The Government is also looking at simplifying the rules in relation to qualifying days. Currently, SSP is paid from the fourth qualifying day of sickness absence, with the first three days being “waiting days”. This means that the employee is entitled to SSP from the fourth contracted working day of absence. The Government believes that the rules around qualifying days can be confusing where an employee works a varied or alternative working pattern each week – here the employer and employee may agree which days of the week will be considered as working days. It, therefore, is proposing that every day of the week (except those days where no employees are required to work) could be considered a qualifying day, with the result that an employee is entitled to SSP from the fourth day on which they would have worked had they not been absent due to sickness. The consultation asks whether the removal of rules requiring identification of specific qualifying days would help simplify SSP eligibility.

Finally, the Government states that, although there are no plans at this point to change the rate or length of SSP, it is interested in views on the impact of the rate and length of SSP on employer and employee behaviour and decisions. So this may be something the Government looks at in the future.


The most eye-catching proposal is that concerning the right to request workplace modifications. It will be interesting to see how, if introduced, this will in fact sit alongside the duty to make reasonable adjustments and how, if at all, it will alter the way institutions deal with request for a change to working arrangements on health grounds.
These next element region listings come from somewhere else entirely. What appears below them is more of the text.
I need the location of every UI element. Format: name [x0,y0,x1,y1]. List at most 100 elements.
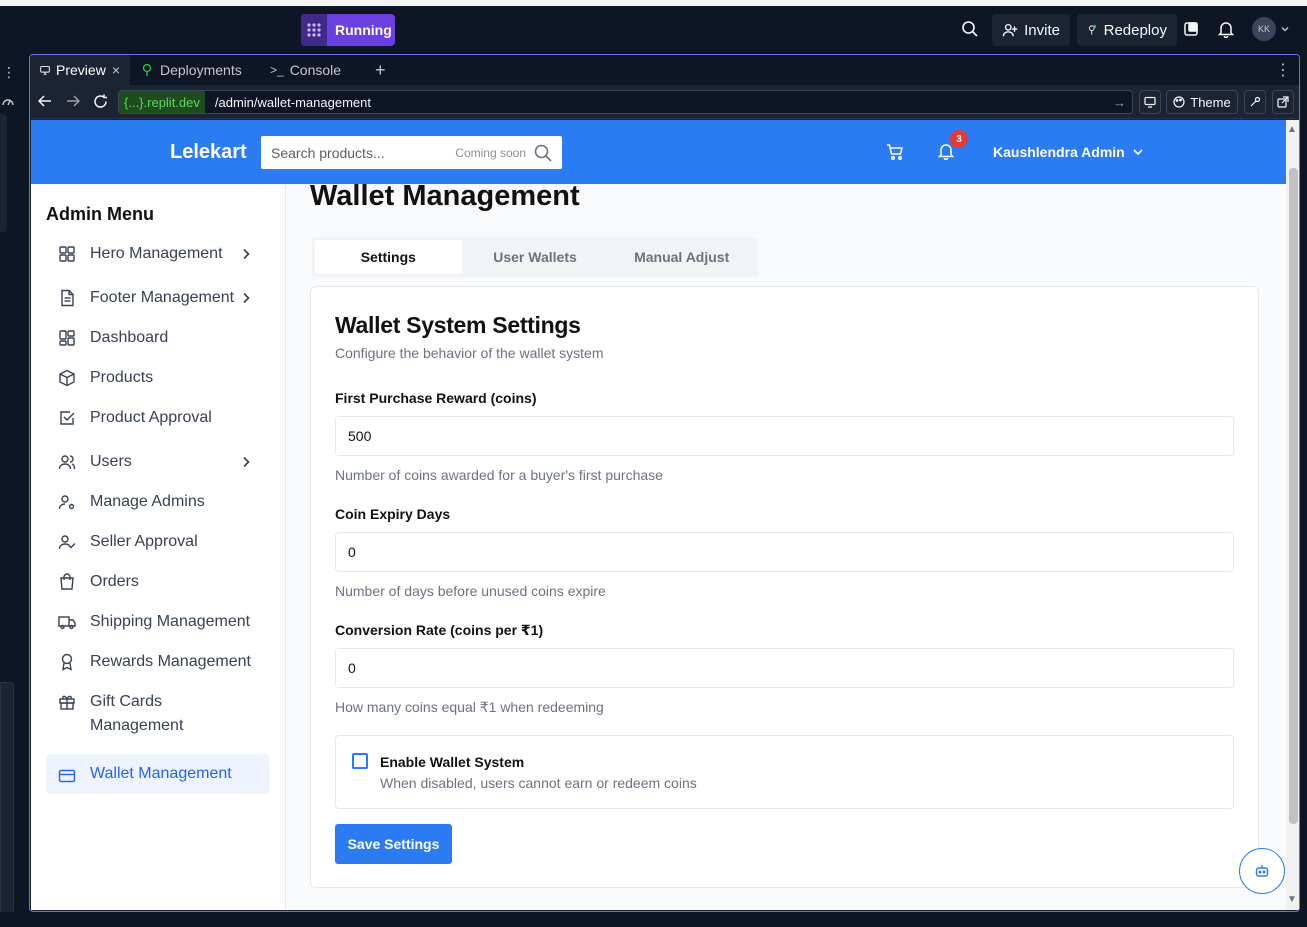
app-scrollbar[interactable]: ▲ ▼ [1286,120,1299,910]
chevron-down-icon[interactable] [1132,146,1144,158]
tab-console[interactable]: >_ Console [260,55,365,85]
redeploy-button[interactable]: Redeploy [1077,14,1177,46]
notification-count-badge: 3 [950,130,968,148]
sidebar-item-label: Rewards Management [90,653,251,670]
sidebar-item-users[interactable]: Users [46,450,269,474]
admin-name[interactable]: Kaushlendra Admin [993,144,1125,160]
tab-settings[interactable]: Settings [315,240,462,274]
check-square-icon [46,406,90,427]
sidebar-item-label: Manage Admins [90,493,205,510]
award-icon [46,650,90,671]
enable-wallet-checkbox[interactable] [352,753,368,769]
go-arrow-icon[interactable]: → [1113,95,1132,110]
devtools-icon[interactable] [1139,90,1161,114]
users-icon [46,450,90,471]
save-settings-button[interactable]: Save Settings [335,824,452,864]
theme-button[interactable]: Theme [1166,90,1238,114]
side-panel [0,114,7,232]
enable-wallet-label[interactable]: Enable Wallet System [380,754,524,770]
conversion-rate-input[interactable] [335,648,1234,688]
page-title: Wallet Management [310,180,580,212]
tab-preview[interactable]: Preview × [30,55,130,85]
scrollbar-thumb[interactable] [1289,168,1298,824]
chevron-right-icon[interactable] [239,242,269,261]
chevron-right-icon[interactable] [239,286,269,305]
sidebar-item-seller-approval[interactable]: Seller Approval [46,530,269,554]
coin-expiry-input[interactable] [335,532,1234,572]
truck-icon [46,610,90,631]
sidebar-item-rewards-management[interactable]: Rewards Management [46,650,269,674]
invite-label: Invite [1024,21,1060,39]
scroll-down-icon[interactable]: ▼ [1287,894,1297,905]
sidebar-item-product-approval[interactable]: Product Approval [46,406,269,430]
tab-deployments[interactable]: Deployments [130,55,260,85]
sidebar-item-wallet-management[interactable]: Wallet Management [46,754,269,794]
grid-icon [46,242,90,263]
forward-icon[interactable] [66,94,80,108]
sidebar-item-label: Product Approval [90,409,212,426]
enable-wallet-help: When disabled, users cannot earn or rede… [380,775,697,791]
sidebar-item-label: Products [90,369,154,386]
chatbot-button[interactable] [1239,848,1285,894]
sidebar-item-manage-admins[interactable]: Manage Admins [46,490,269,514]
sidebar-item-label: Shipping Management [90,613,251,630]
search-icon[interactable] [961,20,979,38]
more-vertical-icon[interactable]: ⋮ [1275,60,1299,80]
shopping-bag-icon [46,570,90,591]
wrench-icon[interactable] [1244,90,1266,114]
url-path: /admin/wallet-management [214,94,371,110]
cart-icon[interactable] [886,143,904,161]
scroll-up-icon[interactable]: ▲ [1287,124,1297,135]
external-link-icon[interactable] [1272,90,1294,114]
chevron-right-icon[interactable] [239,450,269,469]
bell-icon[interactable] [1217,20,1235,38]
search-hint: Coming soon [455,145,526,160]
sidebar-item-label: Footer Management [90,289,235,306]
file-text-icon [46,286,90,307]
avatar[interactable]: KK [1252,17,1276,41]
redeploy-label: Redeploy [1103,21,1167,39]
settings-card: Wallet System Settings Configure the beh… [310,286,1259,888]
first-purchase-reward-label: First Purchase Reward (coins) [335,390,537,406]
theme-label: Theme [1190,94,1231,110]
invite-button[interactable]: Invite [992,14,1070,46]
tab-preview-label: Preview [56,62,106,78]
tab-console-label: Console [289,62,342,78]
sidebar-item-label: Dashboard [90,329,169,346]
chevron-down-icon[interactable] [1280,24,1290,34]
bottom-edge [0,912,1307,927]
extensions-icon[interactable] [1183,20,1201,38]
sidebar-item-label: Seller Approval [90,533,198,550]
left-rail: ⋮ [0,54,29,927]
sidebar-item-gift-cards-management[interactable]: Gift Cards Management [46,690,269,738]
new-tab-button[interactable]: + [365,55,401,85]
gauge-icon[interactable] [1,94,15,108]
close-icon[interactable]: × [112,62,120,78]
wallet-tabs: Settings User Wallets Manual Adjust [312,237,758,277]
coin-expiry-help: Number of days before unused coins expir… [335,583,606,599]
sidebar-item-orders[interactable]: Orders [46,570,269,594]
card-title: Wallet System Settings [335,312,581,338]
run-status-button[interactable]: Running [301,14,395,46]
sidebar-item-label: Orders [90,573,139,590]
back-icon[interactable] [38,94,52,108]
sidebar-item-dashboard[interactable]: Dashboard [46,326,269,350]
bot-icon [1255,865,1269,877]
sidebar-item-products[interactable]: Products [46,366,269,390]
url-field[interactable]: {...}.replit.dev /admin/wallet-managemen… [118,90,1133,114]
search-input[interactable]: Search products... Coming soon [261,136,562,169]
enable-wallet-box: Enable Wallet System When disabled, user… [335,735,1234,809]
reload-icon[interactable] [93,94,108,109]
user-cog-icon [46,490,90,511]
first-purchase-reward-input[interactable] [335,416,1234,456]
pane-tabs: Preview × Deployments >_ Console + ⋮ [30,55,1299,85]
run-status-label: Running [335,22,392,38]
tab-manual-adjust[interactable]: Manual Adjust [608,240,755,274]
sidebar-item-hero-management[interactable]: Hero Management [46,242,269,266]
more-vertical-icon[interactable]: ⋮ [2,64,16,81]
sidebar-item-shipping-management[interactable]: Shipping Management [46,610,269,634]
sidebar-title: Admin Menu [46,204,154,224]
tab-user-wallets[interactable]: User Wallets [462,240,609,274]
brand-logo[interactable]: Lelekart [170,141,247,164]
sidebar-item-footer-management[interactable]: Footer Management [46,286,269,310]
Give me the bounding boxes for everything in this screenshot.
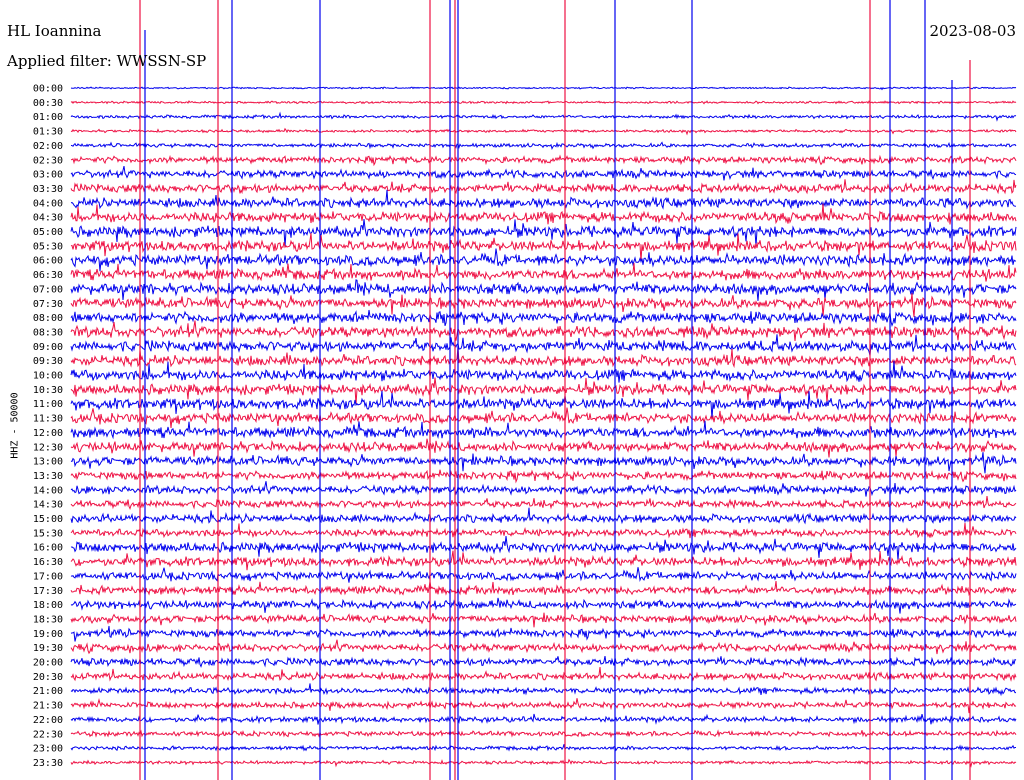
- row-time-label: 05:30: [33, 241, 63, 252]
- trace-line: [70, 262, 1017, 282]
- row-time-label: 23:30: [33, 758, 63, 769]
- row-time-label: 08:30: [33, 327, 63, 338]
- trace-line: [70, 189, 1017, 210]
- row-time-label: 06:00: [33, 256, 63, 267]
- row-time-label: 14:30: [33, 500, 63, 511]
- trace-line: [70, 360, 1017, 383]
- row-time-label: 12:30: [33, 442, 63, 453]
- row-time-label: 06:30: [33, 270, 63, 281]
- trace-line: [70, 127, 1017, 136]
- row-time-label: 22:30: [33, 729, 63, 740]
- trace-line: [70, 293, 1017, 317]
- row-time-label: 23:00: [33, 744, 63, 755]
- row-time-label: 18:30: [33, 614, 63, 625]
- row-time-label: 13:00: [33, 457, 63, 468]
- trace-line: [70, 698, 1017, 714]
- filter-label: Applied filter: WWSSN-SP: [7, 52, 207, 70]
- trace-line: [70, 203, 1017, 225]
- row-time-label: 09:30: [33, 356, 63, 367]
- trace-line: [70, 248, 1017, 272]
- trace-line: [70, 100, 1017, 105]
- trace-line: [70, 758, 1017, 768]
- trace-line: [70, 683, 1016, 697]
- trace-line: [70, 334, 1017, 356]
- trace-line: [70, 111, 1017, 122]
- row-time-label: 16:30: [33, 557, 63, 568]
- trace-line: [70, 420, 1017, 440]
- trace-line: [70, 666, 1017, 682]
- trace-line: [70, 279, 1017, 301]
- row-time-label: 13:30: [33, 471, 63, 482]
- trace-line: [70, 656, 1017, 668]
- row-time-label: 01:30: [33, 127, 63, 138]
- row-time-label: 19:30: [33, 643, 63, 654]
- row-time-label: 20:00: [33, 658, 63, 669]
- trace-line: [70, 729, 1017, 739]
- row-time-label: 18:00: [33, 600, 63, 611]
- trace-line: [70, 320, 1017, 342]
- trace-line: [70, 179, 1017, 195]
- row-time-label: 11:00: [33, 399, 63, 410]
- row-time-label: 02:00: [33, 141, 63, 152]
- time-label-layer: 00:00 00:30 01:00 01:30 02:00 02:30 03:00 03:30…: [33, 84, 63, 769]
- trace-line: [70, 309, 1017, 327]
- trace-line: [70, 581, 1017, 597]
- row-time-label: 10:00: [33, 371, 63, 382]
- trace-line: [70, 536, 1017, 561]
- trace-line: [70, 496, 1017, 510]
- row-time-label: 08:00: [33, 313, 63, 324]
- row-time-label: 17:00: [33, 571, 63, 582]
- row-time-label: 09:00: [33, 342, 63, 353]
- row-time-label: 00:00: [33, 84, 63, 95]
- trace-line: [70, 612, 1017, 628]
- seismogram-plot: 00:00 00:30 01:00 01:30 02:00 02:30 03:00 03:30…: [33, 0, 1017, 780]
- trace-line: [70, 481, 1017, 497]
- trace-line: [70, 713, 1017, 725]
- row-time-label: 19:00: [33, 629, 63, 640]
- row-time-label: 11:30: [33, 414, 63, 425]
- row-time-label: 04:30: [33, 213, 63, 224]
- row-time-label: 15:00: [33, 514, 63, 525]
- trace-line: [70, 550, 1017, 571]
- row-time-label: 03:30: [33, 184, 63, 195]
- trace-line: [70, 438, 1017, 458]
- trace-line: [70, 390, 1017, 420]
- trace-line: [70, 744, 1016, 752]
- row-time-label: 21:30: [33, 701, 63, 712]
- trace-line: [70, 625, 1017, 642]
- row-time-label: 03:00: [33, 170, 63, 181]
- row-time-label: 10:30: [33, 385, 63, 396]
- row-time-label: 00:30: [33, 98, 63, 109]
- row-time-label: 04:00: [33, 198, 63, 209]
- trace-layer: [70, 0, 1017, 780]
- row-time-label: 07:00: [33, 284, 63, 295]
- trace-line: [70, 154, 1017, 167]
- row-time-label: 05:00: [33, 227, 63, 238]
- row-time-label: 22:00: [33, 715, 63, 726]
- row-time-label: 01:00: [33, 112, 63, 123]
- trace-line: [70, 597, 1017, 614]
- row-time-label: 17:30: [33, 586, 63, 597]
- trace-line: [70, 86, 1017, 91]
- trace-line: [70, 346, 1017, 369]
- trace-line: [70, 522, 1017, 539]
- row-time-label: 21:00: [33, 686, 63, 697]
- row-time-label: 20:30: [33, 672, 63, 683]
- row-time-label: 02:30: [33, 155, 63, 166]
- trace-line: [70, 639, 1017, 655]
- trace-line: [70, 407, 1017, 428]
- row-time-label: 16:00: [33, 543, 63, 554]
- trace-line: [70, 567, 1017, 583]
- row-time-label: 14:00: [33, 485, 63, 496]
- trace-line: [70, 452, 1017, 474]
- row-time-label: 07:30: [33, 299, 63, 310]
- trace-line: [70, 141, 1017, 151]
- trace-line: [70, 165, 1017, 181]
- trace-line: [70, 469, 1017, 484]
- row-time-label: 15:30: [33, 528, 63, 539]
- row-time-label: 12:00: [33, 428, 63, 439]
- trace-line: [70, 507, 1017, 525]
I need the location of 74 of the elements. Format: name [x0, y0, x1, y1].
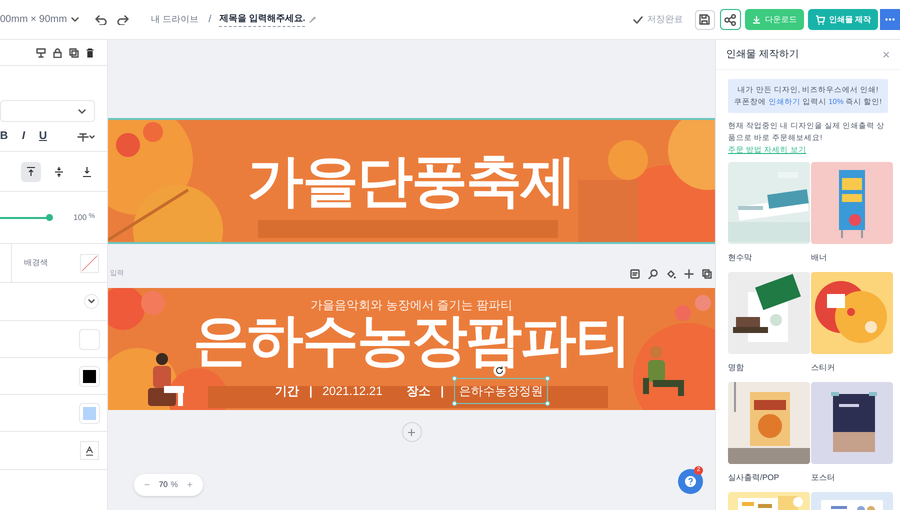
- share-icon: [724, 14, 736, 26]
- chevron-down-icon: [70, 16, 79, 22]
- chevron-down-icon: [88, 299, 95, 304]
- print-order-button[interactable]: 인쇄물 제작: [808, 9, 878, 30]
- align-middle-icon: [53, 166, 65, 178]
- cart-icon: [814, 14, 825, 24]
- expand-button[interactable]: [84, 294, 99, 309]
- banner-card[interactable]: 가을음악회와 농장에서 즐기는 팜파티 은하수농장팜파티 기간 | 2021.12.21 장소 | 은하수농장정원: [108, 286, 715, 412]
- zoom-value: 70: [158, 479, 168, 491]
- banner-title: 가을단풍축제: [248, 155, 576, 207]
- title-field[interactable]: 제목을 입력해주세요.: [219, 12, 306, 27]
- resize-handle[interactable]: [544, 401, 550, 406]
- undo-icon[interactable]: [94, 14, 107, 24]
- product-label[interactable]: 포스터: [811, 464, 888, 492]
- breadcrumb-separator: /: [208, 13, 212, 27]
- chevron-down-icon: [78, 108, 86, 114]
- align-top-button[interactable]: [21, 162, 41, 182]
- color-swatch[interactable]: [80, 366, 99, 386]
- resize-handle[interactable]: [452, 376, 457, 381]
- product-label[interactable]: 현수막: [728, 244, 805, 272]
- banner-title: 은하수농장팜파티: [193, 314, 630, 366]
- align-top-icon: [25, 166, 37, 178]
- event-date: 2021.12.21: [322, 383, 383, 400]
- percent-unit: %: [170, 479, 178, 491]
- product-label[interactable]: 스티커: [811, 354, 888, 382]
- more-button[interactable]: [880, 9, 900, 30]
- text-color-icon: [85, 446, 94, 456]
- opacity-value: 100: [73, 212, 87, 224]
- breadcrumb-link[interactable]: 내 드라이브: [150, 12, 198, 26]
- note-icon[interactable]: [630, 269, 640, 279]
- strikethrough-icon[interactable]: [77, 132, 95, 142]
- copy-icon[interactable]: [69, 48, 79, 58]
- product-label[interactable]: 명함: [728, 354, 805, 382]
- download-icon: [752, 15, 761, 24]
- italic-button[interactable]: I: [22, 128, 26, 145]
- panel-title: 인쇄물 제작하기: [726, 48, 799, 62]
- size-dropdown[interactable]: 00mm × 90mm: [0, 12, 79, 27]
- color-swatch[interactable]: [80, 330, 99, 348]
- text-color-button[interactable]: [80, 441, 99, 460]
- zoom-out-button[interactable]: −: [144, 478, 150, 492]
- bold-button[interactable]: B: [0, 128, 8, 145]
- info-label: 장소: [406, 383, 431, 400]
- resize-handle[interactable]: [452, 401, 457, 406]
- lock-icon[interactable]: [53, 48, 62, 58]
- underline-button[interactable]: U: [39, 128, 47, 145]
- check-icon: [632, 16, 643, 24]
- add-icon[interactable]: [684, 269, 694, 279]
- duplicate-icon[interactable]: [702, 269, 712, 279]
- zoom-in-button[interactable]: +: [186, 478, 193, 492]
- no-color-swatch[interactable]: [80, 254, 99, 272]
- banner-card[interactable]: 가을단풍축제: [108, 118, 715, 244]
- share-button[interactable]: [720, 9, 741, 30]
- product-label[interactable]: 배너: [811, 244, 888, 272]
- more-icon: [885, 18, 895, 21]
- venue-text: 은하수농장정원: [458, 384, 543, 398]
- separator: |: [440, 383, 444, 400]
- slash-icon: [81, 254, 98, 272]
- align-bottom-icon: [81, 166, 93, 178]
- save-button[interactable]: [694, 10, 715, 30]
- add-page-button[interactable]: [402, 422, 422, 442]
- color-swatch[interactable]: [80, 404, 99, 422]
- redo-icon[interactable]: [116, 14, 129, 24]
- background-color-label: 배경색: [24, 257, 48, 269]
- info-label: 기간: [275, 383, 300, 400]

In many cases, in our experience, institutions faced with a request for a health-related adjustment will not necessarily explore whether the person is disabled (though in some cases that may be clear), but instead concentrate on whether the proposed adjustment is reasonable and accommodate the request if they can. To that extent, the introduction of a new right to request workplace changes on health grounds which do not amount to disabilities may not impact significantly on established practice.

However, a possible consequence of this proposed legal change is that the question of disability status may become more central and contentious, given that the employer’s ability to reject the request under the proposed new right would be greater than in the case of reasonable adjustments under the Equality Act 2010. Employees may, therefore, continue to prefer to pursue requests for workplace changes on the basis of disability and reasonable adjustments in order to access “stronger” rights. As a result, should legislation be introduced as proposed, there may be a dispute as to whether a request for workplace changes on health grounds properly comes under the new process or is, in fact, a request to make reasonable adjustments. A refusal of such a request could potentially be challenged as a failure to make reasonable adjustments and, in the alternative, as a breach of the new right.

Changes to the SSP regime may well assist in managing a return to work, especially the introduction of a pro-rata entitlement to SSP during a phased return.

There is no indication of a timeframe for the introduction of any changes to the legal framework. Given that the consultation runs until 7 October, it may be next year before we have any further clarity. We will monitor developments and provide a further briefing once the outcome of the consultation is known.